# Introduction to Pandas

**Pandas** is an open-source, BSD-licensed library designed for high-performance, easy-to-use data structures and data analysis tools for Python. It is widely used in data science, data analysis, and machine learning tasks.

## Why Pandas?
- Provides **DataFrames**, a powerful two-dimensional data structure for handling and analyzing data.
- Supports **Series**, a one-dimensional labeled array capable of holding different data types.
- Built on **NumPy**, enabling integration with its functions and performance benefits.
- Seamless handling of missing data.
- Functions for data transformation, merging, and aggregation.
- Easy integration with **matplotlib** and **seaborn** for visualization.

## Applications of Pandas
1. **Data Cleaning and Preparation**: Handling missing data, duplicate rows, or inconsistent entries.
2. **Exploratory Data Analysis (EDA)**: Statistical summaries and visualizations.
3. **Time Series Analysis**: Managing time-indexed data.
4. **Integration**: Used with machine learning libraries such as **scikit-learn** for preprocessing.
5. **Financial Data Analysis**: Managing large datasets and complex indexing.

## Relationship with NumPy
- **NumPy** provides arrays, the underlying data structure for pandas.
- Operations like filtering, transformations, and statistical functions rely on NumPy's efficiency.


# Pandas Tutorial
We will now dive into the core data structures and functions of pandas.


In [7]:
import pandas as pd
import numpy as np


## 1. Pandas Data Structures

### a.

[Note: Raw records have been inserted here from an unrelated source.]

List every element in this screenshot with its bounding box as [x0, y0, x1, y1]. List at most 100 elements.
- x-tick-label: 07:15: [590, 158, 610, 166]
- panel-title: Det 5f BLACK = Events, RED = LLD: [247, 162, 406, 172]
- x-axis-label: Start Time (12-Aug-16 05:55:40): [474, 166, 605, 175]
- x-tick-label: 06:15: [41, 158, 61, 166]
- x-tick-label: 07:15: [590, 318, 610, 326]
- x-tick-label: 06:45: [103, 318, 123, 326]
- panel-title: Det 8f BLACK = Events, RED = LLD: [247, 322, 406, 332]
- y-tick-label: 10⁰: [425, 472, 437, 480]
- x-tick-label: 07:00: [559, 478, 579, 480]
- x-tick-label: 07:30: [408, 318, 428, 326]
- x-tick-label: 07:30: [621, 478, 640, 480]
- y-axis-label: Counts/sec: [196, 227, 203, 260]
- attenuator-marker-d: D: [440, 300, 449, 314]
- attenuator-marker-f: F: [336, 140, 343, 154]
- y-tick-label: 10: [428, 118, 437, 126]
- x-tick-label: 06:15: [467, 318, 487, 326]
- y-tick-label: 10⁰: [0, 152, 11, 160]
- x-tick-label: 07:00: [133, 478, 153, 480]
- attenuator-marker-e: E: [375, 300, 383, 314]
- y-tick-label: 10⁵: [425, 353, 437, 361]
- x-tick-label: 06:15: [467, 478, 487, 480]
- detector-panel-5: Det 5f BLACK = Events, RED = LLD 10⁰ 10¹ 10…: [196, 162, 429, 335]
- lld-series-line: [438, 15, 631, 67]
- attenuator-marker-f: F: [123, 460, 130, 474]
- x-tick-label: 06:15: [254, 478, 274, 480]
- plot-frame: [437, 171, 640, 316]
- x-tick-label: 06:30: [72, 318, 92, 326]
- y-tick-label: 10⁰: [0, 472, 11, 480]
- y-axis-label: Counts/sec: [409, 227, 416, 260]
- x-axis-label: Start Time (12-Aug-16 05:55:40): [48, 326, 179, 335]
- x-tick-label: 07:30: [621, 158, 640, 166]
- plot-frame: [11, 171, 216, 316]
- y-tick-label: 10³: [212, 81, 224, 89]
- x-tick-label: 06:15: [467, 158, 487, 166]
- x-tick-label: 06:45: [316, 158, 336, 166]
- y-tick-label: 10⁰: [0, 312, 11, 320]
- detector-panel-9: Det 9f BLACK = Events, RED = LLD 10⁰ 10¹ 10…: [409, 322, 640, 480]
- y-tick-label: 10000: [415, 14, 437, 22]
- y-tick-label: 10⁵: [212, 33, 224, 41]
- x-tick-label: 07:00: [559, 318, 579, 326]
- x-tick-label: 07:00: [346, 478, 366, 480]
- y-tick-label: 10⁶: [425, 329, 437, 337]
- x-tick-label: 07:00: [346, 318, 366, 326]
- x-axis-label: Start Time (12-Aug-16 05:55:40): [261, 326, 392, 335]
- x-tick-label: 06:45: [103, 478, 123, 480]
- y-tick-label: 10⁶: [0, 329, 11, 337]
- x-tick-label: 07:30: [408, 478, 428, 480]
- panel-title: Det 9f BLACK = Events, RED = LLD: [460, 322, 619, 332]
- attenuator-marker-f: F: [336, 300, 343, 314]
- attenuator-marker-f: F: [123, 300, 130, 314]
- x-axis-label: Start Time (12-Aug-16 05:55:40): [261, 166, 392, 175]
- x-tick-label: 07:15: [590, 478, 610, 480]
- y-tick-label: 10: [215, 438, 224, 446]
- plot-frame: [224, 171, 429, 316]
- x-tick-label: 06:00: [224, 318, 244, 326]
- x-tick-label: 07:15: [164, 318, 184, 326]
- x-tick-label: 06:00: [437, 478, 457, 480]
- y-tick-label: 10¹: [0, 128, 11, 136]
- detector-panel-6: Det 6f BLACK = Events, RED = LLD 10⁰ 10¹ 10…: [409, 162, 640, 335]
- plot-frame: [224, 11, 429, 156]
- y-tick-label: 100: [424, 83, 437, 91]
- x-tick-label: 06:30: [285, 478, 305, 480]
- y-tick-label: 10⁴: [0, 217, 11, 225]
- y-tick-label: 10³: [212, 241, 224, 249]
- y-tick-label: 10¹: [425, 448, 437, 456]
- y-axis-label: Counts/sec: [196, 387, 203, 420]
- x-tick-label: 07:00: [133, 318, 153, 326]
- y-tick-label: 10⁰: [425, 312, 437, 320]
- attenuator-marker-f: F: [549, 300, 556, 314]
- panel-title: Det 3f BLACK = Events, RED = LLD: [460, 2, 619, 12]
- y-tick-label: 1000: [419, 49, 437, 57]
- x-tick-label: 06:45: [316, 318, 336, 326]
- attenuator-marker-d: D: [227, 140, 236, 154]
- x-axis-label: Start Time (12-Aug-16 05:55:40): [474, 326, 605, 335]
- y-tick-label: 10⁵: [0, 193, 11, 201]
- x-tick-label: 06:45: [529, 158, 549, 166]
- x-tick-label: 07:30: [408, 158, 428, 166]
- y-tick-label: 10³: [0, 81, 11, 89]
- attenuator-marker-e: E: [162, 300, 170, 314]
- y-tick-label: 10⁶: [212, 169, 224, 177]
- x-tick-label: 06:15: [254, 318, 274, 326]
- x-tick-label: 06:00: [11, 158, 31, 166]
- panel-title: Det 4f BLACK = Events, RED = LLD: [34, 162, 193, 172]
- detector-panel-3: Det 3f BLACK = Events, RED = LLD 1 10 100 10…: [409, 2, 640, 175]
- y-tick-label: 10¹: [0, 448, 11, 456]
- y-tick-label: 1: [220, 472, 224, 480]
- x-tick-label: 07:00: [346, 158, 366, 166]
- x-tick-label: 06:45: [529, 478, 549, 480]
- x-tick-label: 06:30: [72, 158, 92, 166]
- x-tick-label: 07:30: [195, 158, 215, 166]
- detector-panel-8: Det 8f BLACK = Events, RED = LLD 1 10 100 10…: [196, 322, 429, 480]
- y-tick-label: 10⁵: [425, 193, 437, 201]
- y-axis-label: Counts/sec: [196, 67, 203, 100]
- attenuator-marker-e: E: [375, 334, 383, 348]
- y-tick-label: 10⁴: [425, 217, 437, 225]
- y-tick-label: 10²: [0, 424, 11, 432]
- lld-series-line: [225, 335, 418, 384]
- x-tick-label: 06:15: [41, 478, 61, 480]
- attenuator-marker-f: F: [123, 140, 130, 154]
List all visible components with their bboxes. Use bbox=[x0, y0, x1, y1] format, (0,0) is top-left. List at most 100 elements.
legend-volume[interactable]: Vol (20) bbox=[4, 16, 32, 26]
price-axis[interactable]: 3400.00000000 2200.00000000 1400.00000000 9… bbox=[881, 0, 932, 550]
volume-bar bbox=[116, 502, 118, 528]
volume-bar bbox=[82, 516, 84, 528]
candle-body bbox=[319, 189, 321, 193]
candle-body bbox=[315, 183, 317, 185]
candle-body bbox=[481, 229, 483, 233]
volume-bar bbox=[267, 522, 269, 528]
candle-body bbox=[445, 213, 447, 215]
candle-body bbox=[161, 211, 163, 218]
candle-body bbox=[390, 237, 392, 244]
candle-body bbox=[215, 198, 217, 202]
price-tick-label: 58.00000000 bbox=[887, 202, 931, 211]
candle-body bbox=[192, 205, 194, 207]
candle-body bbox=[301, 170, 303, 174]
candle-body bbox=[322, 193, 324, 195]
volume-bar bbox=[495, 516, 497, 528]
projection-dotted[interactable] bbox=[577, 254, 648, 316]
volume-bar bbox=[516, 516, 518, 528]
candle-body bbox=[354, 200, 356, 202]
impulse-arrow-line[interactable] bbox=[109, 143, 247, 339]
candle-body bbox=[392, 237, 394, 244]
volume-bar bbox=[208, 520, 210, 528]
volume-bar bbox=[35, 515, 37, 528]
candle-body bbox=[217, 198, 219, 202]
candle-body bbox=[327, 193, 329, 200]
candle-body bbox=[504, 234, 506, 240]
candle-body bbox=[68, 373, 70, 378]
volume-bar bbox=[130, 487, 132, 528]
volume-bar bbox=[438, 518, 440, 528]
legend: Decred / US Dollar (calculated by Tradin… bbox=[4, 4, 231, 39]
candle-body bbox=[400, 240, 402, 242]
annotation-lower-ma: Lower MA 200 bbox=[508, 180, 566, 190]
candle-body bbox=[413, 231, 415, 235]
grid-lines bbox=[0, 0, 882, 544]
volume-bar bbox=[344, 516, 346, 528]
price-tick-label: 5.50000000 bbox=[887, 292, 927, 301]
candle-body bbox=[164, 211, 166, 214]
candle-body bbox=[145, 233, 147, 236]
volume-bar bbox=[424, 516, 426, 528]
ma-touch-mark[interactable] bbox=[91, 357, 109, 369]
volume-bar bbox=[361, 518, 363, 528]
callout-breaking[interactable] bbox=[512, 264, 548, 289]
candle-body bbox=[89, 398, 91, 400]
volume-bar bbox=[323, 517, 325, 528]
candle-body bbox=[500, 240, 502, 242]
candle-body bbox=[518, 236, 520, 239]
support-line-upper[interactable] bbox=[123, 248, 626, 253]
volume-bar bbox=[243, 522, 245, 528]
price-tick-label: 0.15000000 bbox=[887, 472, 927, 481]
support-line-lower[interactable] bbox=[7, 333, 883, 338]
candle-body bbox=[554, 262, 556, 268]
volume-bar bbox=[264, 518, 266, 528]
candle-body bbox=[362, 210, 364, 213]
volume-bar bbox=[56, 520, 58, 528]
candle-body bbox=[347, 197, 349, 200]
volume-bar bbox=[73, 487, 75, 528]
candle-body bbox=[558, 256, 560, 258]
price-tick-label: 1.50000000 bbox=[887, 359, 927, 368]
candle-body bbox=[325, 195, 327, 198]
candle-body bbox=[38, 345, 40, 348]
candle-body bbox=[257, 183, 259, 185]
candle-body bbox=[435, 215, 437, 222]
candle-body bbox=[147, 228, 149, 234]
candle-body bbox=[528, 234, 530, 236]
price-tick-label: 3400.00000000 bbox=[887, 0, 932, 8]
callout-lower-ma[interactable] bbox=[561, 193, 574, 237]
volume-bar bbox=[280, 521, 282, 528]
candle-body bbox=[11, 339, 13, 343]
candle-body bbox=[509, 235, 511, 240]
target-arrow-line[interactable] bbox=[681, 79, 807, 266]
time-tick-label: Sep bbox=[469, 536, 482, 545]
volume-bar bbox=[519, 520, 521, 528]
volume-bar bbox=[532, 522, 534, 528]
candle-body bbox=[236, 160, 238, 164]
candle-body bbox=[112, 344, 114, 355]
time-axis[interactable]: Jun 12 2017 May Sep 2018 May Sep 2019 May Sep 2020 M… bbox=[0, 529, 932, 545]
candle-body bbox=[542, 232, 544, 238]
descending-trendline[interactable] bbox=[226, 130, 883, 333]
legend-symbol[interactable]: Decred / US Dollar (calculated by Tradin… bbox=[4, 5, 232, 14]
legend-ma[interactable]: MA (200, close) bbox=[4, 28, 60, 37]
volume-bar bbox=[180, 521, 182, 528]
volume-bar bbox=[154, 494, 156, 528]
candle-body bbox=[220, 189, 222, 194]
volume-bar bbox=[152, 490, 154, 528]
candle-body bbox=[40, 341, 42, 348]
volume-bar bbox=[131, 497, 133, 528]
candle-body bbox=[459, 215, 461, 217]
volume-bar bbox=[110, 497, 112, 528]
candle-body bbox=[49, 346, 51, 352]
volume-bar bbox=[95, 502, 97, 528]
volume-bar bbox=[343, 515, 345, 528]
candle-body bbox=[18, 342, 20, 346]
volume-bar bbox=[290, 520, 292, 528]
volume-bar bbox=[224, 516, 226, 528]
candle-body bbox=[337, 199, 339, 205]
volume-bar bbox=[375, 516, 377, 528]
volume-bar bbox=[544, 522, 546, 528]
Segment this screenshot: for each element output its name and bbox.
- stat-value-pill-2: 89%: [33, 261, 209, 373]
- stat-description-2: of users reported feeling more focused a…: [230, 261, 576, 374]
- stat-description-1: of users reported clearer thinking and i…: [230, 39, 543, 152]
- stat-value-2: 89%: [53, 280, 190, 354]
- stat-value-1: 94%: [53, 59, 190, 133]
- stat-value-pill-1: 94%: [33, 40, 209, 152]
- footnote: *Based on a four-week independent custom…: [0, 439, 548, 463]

Series
- A **one-dimensional** labeled array capable of holding any data type.


In [8]:
s = pd.Series([3, -5, 7, 4], index=['a', 'b', 'c', 'd'])
s

a    3
b   -5
c    7
d    4
dtype: int64

### b. DataFrame
- A **two-dimensional** labeled data structure with columns of potentially different types.


In [9]:
data = {
    'Country': ['Belgium', 'India', 'Brazil'],
    'Capital': ['Brussels', 'New Delhi', 'Brasilia'],
    'Population': [11190846, 1339171035, 207847528]
}
df = pd.DataFrame(data, columns=['Country', 'Capital', 'Population'])
df

Unnamed: 0,Country,Capital,Population
0,Belgium,Brussels,11190846
1,India,New Delhi,1339171035
2,Brazil,Brasilia,207847528


## 2. Dropping
- Used to remove rows or columns from a DataFrame or values from a Series.


In [10]:
# Drop rows by label
s.drop(['a', 'c'])

# Drop column by name
df.drop('Country', axis=1)

Unnamed: 0,Capital,Population
0,Brussels,11190846
1,New Delhi,1339171035
2,Brasilia,207847528


## 3. Asking for Help
- Pandas provides extensive documentation and function-level help.


In [11]:
help(pd.Series.loc)

Help on property:

    Access a group of rows and columns by label(s) or a boolean array.

    ``.loc[]`` is primarily label based, but may also be used with a
    boolean array.

    Allowed inputs are:

    - A single label, e.g. ``5`` or ``'a'``, (note that ``5`` is
      interpreted as a *label* of the index, and **never** as an
      integer position along the index).
    - A list or array of labels, e.g. ``['a', 'b', 'c']``.
    - A slice object with labels, e.g. ``'a':'f'``.

          start and the stop are included

    - A boolean array of the same length as the axis being sliced,
      e.g. ``[True, False, True]``.
    - An alignable boolean Series. The index of the key will be aligned before
      masking.
    - An alignable Index. The Index of the returned selection will be the input.
    - A ``callable`` function with one argument (the calling Series or
      DataFrame) and that returns valid output for indexing (one of the above)

    See more at :ref:`Selection by Label

## 4. Sorting and Ranking
- Reordering data based on labels, values, or rank.


In [12]:
# Sort by index
df.sort_index()

# Sort by column values
df.sort_values(by='Country')

# Assign ranks to entries
df.rank()

Unnamed: 0,Country,Capital,Population
0,1.0,2.0,1.0
1,3.0,3.0,3.0
2,2.0,1.0,2.0